New UBC Okanagan research examines how these wines are being tested and suggests a better chemical marker for predicting smoke taint.
Dr. Wesley Zandberg, an Associate Professor of Chemistry in the Irving K. Barber Faculty of Science, collaborated on new research published recently in the journal Molecules. Key participants in this project included researchers at Kelowna-based Supra Research and Development and the University of Adelaide.
The teams studied 10 Okanagan wines produced in 2018, a serious fire season. All wines were perceptibly influenced by smoke exposure. Three wines were on the market but identified as “smoke affected” and seven were never marketed because of the high levels of smoke taint detected after fermentation.
Researchers sent these tainted wines—as well as model wines deliberately fortified with carefully determined concentrations of chemicals linked to the aroma of smoke—to nine commercial and research laboratories around the world to compare concentration results and assess testing accuracy.
The nine laboratories had very similar—and accurate—results in calculating the concentrations of generally accepted markers of smoke taint like guaiacol and 4-methylguaiacol.
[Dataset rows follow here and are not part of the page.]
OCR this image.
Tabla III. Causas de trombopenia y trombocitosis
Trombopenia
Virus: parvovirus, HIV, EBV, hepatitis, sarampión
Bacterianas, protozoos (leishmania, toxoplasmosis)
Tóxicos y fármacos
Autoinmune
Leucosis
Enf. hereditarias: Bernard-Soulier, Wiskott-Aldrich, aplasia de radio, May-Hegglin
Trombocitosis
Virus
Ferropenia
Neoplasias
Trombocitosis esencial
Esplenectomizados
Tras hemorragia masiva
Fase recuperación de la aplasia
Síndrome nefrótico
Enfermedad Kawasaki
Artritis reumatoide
However, they had much lower accuracies for other volatile phenols and particularly for free cresols—a class of related compounds. Not only were the laboratories less accurate in identifying these free cresols, but the calculated concentrations of these free cresols in the tainted wines varied significantly between each lab.
“It’s important to notice that just because these chemical markers of smoke taint are there and can be measured or tasted, that doesn’t mean you have a tainted product,” says Dr. Zandberg. “That’s why it’s important to distinguish between smoke-tainted and smoke-affected wine. Just because smoke can be perceived doesn’t mean necessarily the wine is tainted, since this can be subjective.”
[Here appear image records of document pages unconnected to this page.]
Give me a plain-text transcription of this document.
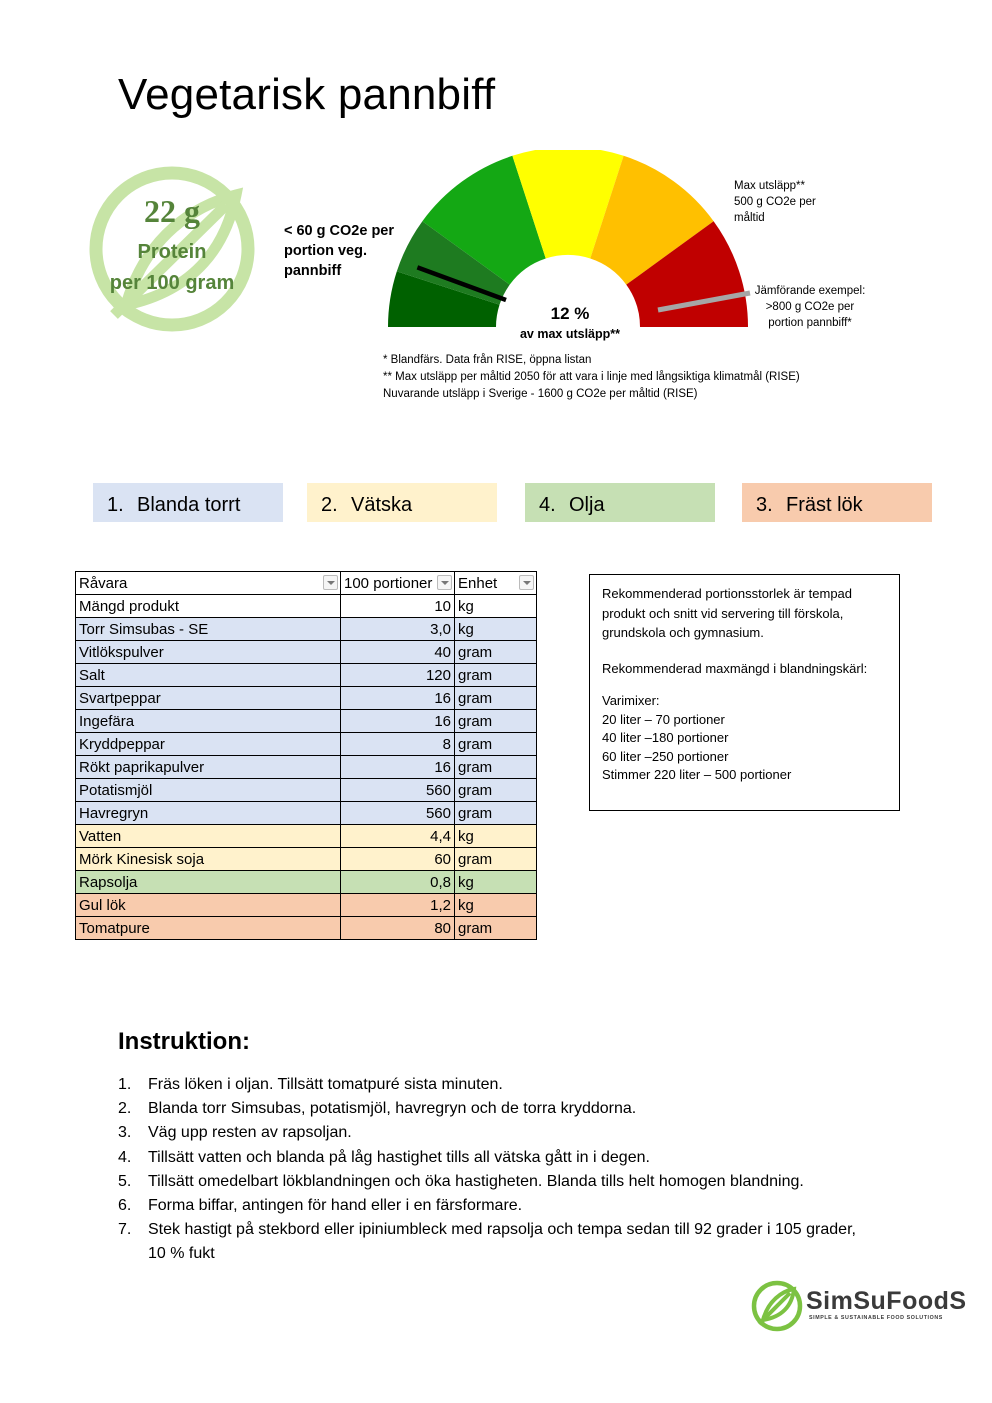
Vegetarisk pannbiff
22 g
Protein
per 100 gram
< 60 g CO2e per portion veg. pannbiff
12 %
av max utsläpp**
Max utsläpp**
500 g CO2e per
måltid
Jämförande exempel: >800 g CO2e per portion pannbiff*
* Blandfärs. Data från RISE, öppna listan
** Max utsläpp per måltid 2050 för att vara i linje med långsiktiga klimatmål (RISE)
Nuvarande utsläpp i Sverige - 1600 g CO2e per måltid (RISE)
1. Blanda torrt	2. Vätska	4. Olja	3. Fräst lök
Råvara	100 portioner	Enhet

Mängd produkt	10	kg
Torr Simsubas - SE	3,0	kg
Vitlökspulver	40	gram
Salt	120	gram
Svartpeppar	16	gram
Ingefära	16	gram
Kryddpeppar	8	gram
Rökt paprikapulver	16	gram
Potatismjöl	560	gram
Havregryn	560	gram
Vatten	4,4	kg
Mörk Kinesisk soja	60	gram
Rapsolja	0,8	kg
Gul lök	1,2	kg
Tomatpure	80	gram

Rekommenderad portionsstorlek är tempad produkt och snitt vid servering till förskola, grundskola och gymnasium.

Rekommenderad maxmängd i blandningskärl:

Varimixer:

20 liter – 70 portioner

40 liter –180 portioner

60 liter –250 portioner

Stimmer 220 liter – 500 portioner

Instruktion:
1.	Fräs löken i oljan. Tillsätt tomatpuré sista minuten.
2.	Blanda torr Simsubas, potatismjöl, havregryn och de torra kryddorna.
3.	Väg upp resten av rapsoljan.
4.	Tillsätt vatten och blanda på låg hastighet tills all vätska gått in i degen.
5.	Tillsätt omedelbart lökblandningen och öka hastigheten. Blanda tills helt homogen blandning.
6.	Forma biffar, antingen för hand eller i en färsformare.
7.	Stek hastigt på stekbord eller ipiniumbleck med rapsolja och tempa sedan till 92 grader i 105 grader, 10 % fukt
SimSuFoodS
SIMPLE & SUSTAINABLE FOOD SOLUTIONS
For example, people might appreciate the taste or smell of smoke in wine. Smoke can add to a wine’s profile depending on the balance of other tastes and consumer preferences, he says. However, if the smoke taste is beyond what a majority of people would enjoy, it becomes smoke tainted.
The paper notes that some volatile phenols naturally occur at high levels in certain species of grapes like Shiraz, which is associated with a peppery taste. Guaiacol can also be present in significant levels after wine matures in oak barrels.
In a related project, Dr. Zandberg’s team is currently working on defining the normal levels of naturally occurring phenols in years unaffected by wildfire smoke.
These sensory evaluations included the smoke-tainted Okanagan wines along with several untainted Australian vintages.
Judges differentiated between fruitiness and acidity and the sensory evidence of smoke exposure, like cold ash, medicinal or burnt rubber aromas and flavours, as well as an ashy aftertaste.
Interestingly, concentrations of free cresols—the same compounds that the laboratories were least accurate in identifying—were most strongly correlated to the taste and smell of smoke taint in the sensory tests.
Wildfire smoke will continue to impact Okanagan vineyards and those around the world, Dr. Zandberg says. While the taint will vary between regions, because it is determined by the vegetation that has been burnt, his ongoing research will help wine producers better protect their products.
“This kind of research is valuable because it can provide more accurate and more regionally relevant risk assessment tools,” says Dr. Zandberg. “It can importantly help wine producers connect chemical measurements to the taste and smell of their product, and that leads to improved ways to potentially mitigate this problem and reduce smoke taint in Okanagan wines.”